« Grand Prix Mondial pour la Paix » : Le Prophète Docteur Jules Mulindwa, Premier lauréat de l’OASP

Le Prophète – Docteur Jules Mulindwa a été honoré dimanche 1er février au sein de l’Eglise Pentecôtiste Lumière du Monde, au Temple Cité de Réfuge, à l’occasion de la remise du « Grand Prix Mondial pour la Paix », lui décerné à titre honorifique par l’Observatoire Africain de la Sanction Positive et des Valeurs de Paix (OASP). Cette haute distinction consacre son engagement constant en faveur de la paix et de la cohésion sociale en République Démocratique du Congo.

La cérémonie, marquée par une atmosphère de joie et de recueillement, s’est déroulée en présence de nombreuses personnalités civiles, militaires, ecclésiastiques et académiques. Elle a été présidée par le Commissaire Général de l’OASP, le professeur Kabwit Muyej.

L’OASP, une institution au service des valeurs positives

Association internationale de droit congolais, l’Observatoire Africain de la Sanction Positive et des Valeurs de Paix œuvre pour la promotion et la valorisation des actions positives menées par des personnalités et des institutions, tant congolaises qu’étrangères.

Dans son discours d’ouverture, le professeur Kabwit Muyej a souligné la mission de l’organisation :

« Nous voulons créer une dynamique continentale en faveur des valeurs positives et de la paix durable. »

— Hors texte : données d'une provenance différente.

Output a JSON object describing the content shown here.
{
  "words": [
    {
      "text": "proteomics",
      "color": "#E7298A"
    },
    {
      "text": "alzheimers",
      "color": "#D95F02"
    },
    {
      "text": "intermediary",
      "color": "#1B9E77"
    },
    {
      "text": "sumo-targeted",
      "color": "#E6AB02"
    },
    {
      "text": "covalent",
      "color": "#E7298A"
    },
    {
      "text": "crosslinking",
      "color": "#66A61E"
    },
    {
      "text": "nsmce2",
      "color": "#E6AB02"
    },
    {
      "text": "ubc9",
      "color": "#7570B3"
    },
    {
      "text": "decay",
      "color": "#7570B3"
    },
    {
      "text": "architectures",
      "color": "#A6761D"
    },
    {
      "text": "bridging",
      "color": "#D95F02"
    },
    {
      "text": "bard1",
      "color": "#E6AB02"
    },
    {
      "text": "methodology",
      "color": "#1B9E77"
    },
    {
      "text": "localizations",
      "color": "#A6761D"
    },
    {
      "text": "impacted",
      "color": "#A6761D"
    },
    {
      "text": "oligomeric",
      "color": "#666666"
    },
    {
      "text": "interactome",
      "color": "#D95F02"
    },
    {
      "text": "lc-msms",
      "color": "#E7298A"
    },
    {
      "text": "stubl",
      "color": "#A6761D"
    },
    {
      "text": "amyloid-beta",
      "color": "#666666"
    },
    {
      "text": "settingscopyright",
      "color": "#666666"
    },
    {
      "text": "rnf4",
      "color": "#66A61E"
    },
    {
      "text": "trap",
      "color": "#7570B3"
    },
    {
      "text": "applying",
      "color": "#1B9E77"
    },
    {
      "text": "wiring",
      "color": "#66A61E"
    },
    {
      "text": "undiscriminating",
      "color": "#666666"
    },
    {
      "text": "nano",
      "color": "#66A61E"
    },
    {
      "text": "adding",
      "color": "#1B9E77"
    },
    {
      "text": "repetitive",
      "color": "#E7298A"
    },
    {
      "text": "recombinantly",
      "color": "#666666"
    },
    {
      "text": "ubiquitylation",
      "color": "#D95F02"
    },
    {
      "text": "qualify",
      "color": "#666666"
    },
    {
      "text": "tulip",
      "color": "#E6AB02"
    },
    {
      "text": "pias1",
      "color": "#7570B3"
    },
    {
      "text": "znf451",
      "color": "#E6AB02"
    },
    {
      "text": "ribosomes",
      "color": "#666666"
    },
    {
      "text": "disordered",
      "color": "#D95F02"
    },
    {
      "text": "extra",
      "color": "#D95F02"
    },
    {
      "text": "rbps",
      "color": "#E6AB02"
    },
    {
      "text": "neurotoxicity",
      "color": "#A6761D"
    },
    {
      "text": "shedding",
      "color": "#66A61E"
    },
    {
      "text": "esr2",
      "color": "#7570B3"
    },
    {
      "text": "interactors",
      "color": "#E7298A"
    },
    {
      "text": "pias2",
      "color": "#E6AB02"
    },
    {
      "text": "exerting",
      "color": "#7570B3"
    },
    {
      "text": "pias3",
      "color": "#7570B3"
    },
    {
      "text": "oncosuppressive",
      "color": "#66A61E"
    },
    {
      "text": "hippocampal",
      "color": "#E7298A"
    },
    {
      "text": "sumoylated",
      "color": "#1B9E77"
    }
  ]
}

Une cérémonie placée sous le signe de la paix

L’événement a débuté par la lecture solennelle des discours de la paix, donnant le ton à cette distinction exceptionnelle. Le professeur ordinaire Mengi, de l’Université Pédagogique Nationale (UPN), a ensuite procédé à la lecture du procès-verbal précisant le cadre juridique liant l’OASP à l’État.

À cette occasion, il a présenté les avantages attachés au statut de lauréat de l’OASP, notamment la publication au Journal Officiel, la recommandation pour des distinctions internationales, l’attribution d’un titre Honoris Causa, l’introduction d’une demande de passeport diplomatique, ainsi que la pérennisation de la mémoire du lauréat.

Des critères de sélection unanimement reconnus

Avant la remise solennelle du Prix, le professeur Esther Landu a lu le discours de circonstance du Commissaire Général de l’OASP.

« La guerre doit finir, la paix doit régner tout de suite », a-t-elle déclaré, avant d’énumérer les critères ayant conduit à la sélection du prophète Jules Mulindwa.

Parmi ceux-ci, figurent le leadership communautaire, la générosité, la solidarité, la bonne gouvernance, l’intégrité morale, le sens de responsabilité, l’attachement aux valeurs spirituelles et humaines, ainsi qu’un engagement constant en faveur de la paix, sans oublier l’attachement à la patrie.

Une première pour l’OASP

Moment fort de la cérémonie, la remise officielle des insignes du Grand Prix Mondial pour la Paix a marqué une étape historique : il s’agit du tout premier prix de ce rang décerné depuis la création de l’OASP.

Les autorités présentes ont remis successivement : un ruban blanc à inscriptions rouges, symbolisant le sang des martyrs, un drapeau blanc du Grand Prix Mondial pour la Paix,un trophée en forme d’étoile, une ruette, un fronton ainsi que plusieurs autres attributs honorifiques.

Un message de gratitude et d’engagement

Prenant la parole après la remise du prix, le prophète Dr Jules Mulindwa a exprimé sa profonde gratitude envers les organisateurs et a remercié sa femme ainsi que les fidèles de cette grande église en affirmant que cet honneur n’aurait aucun sens sans leur soutien. Il a ensuite dédié cette distinction au Président de la République, Félix Antoine Tshisekedi Tshilombo, saluant son implication dans les efforts de pacification du pays.

 

Le lauréat a également annoncé l’établissement d’un partenariat naturel entre l’Eglise Pentecôtiste Lumière du Monde et l’OASP, en vue de renforcer les actions communes pour une paix durable en République démocratique du Congo.

L’appel de l’OASP à la consolidation de la paix

En clôture de la cérémonie, le professeur Kabwit Muyej a réaffirmé que le choix porté sur le prophète Jules Mulindwa repose sur ses œuvres concrètes en faveur de la paix.

« Il mérite un plaidoyer à l’étranger pour son engagement en faveur de la paix et sa concorde. Je suis heureux d’avoir mobilisé mes collègues pour célébrer cette cérémonie historique », a-t-il conclu.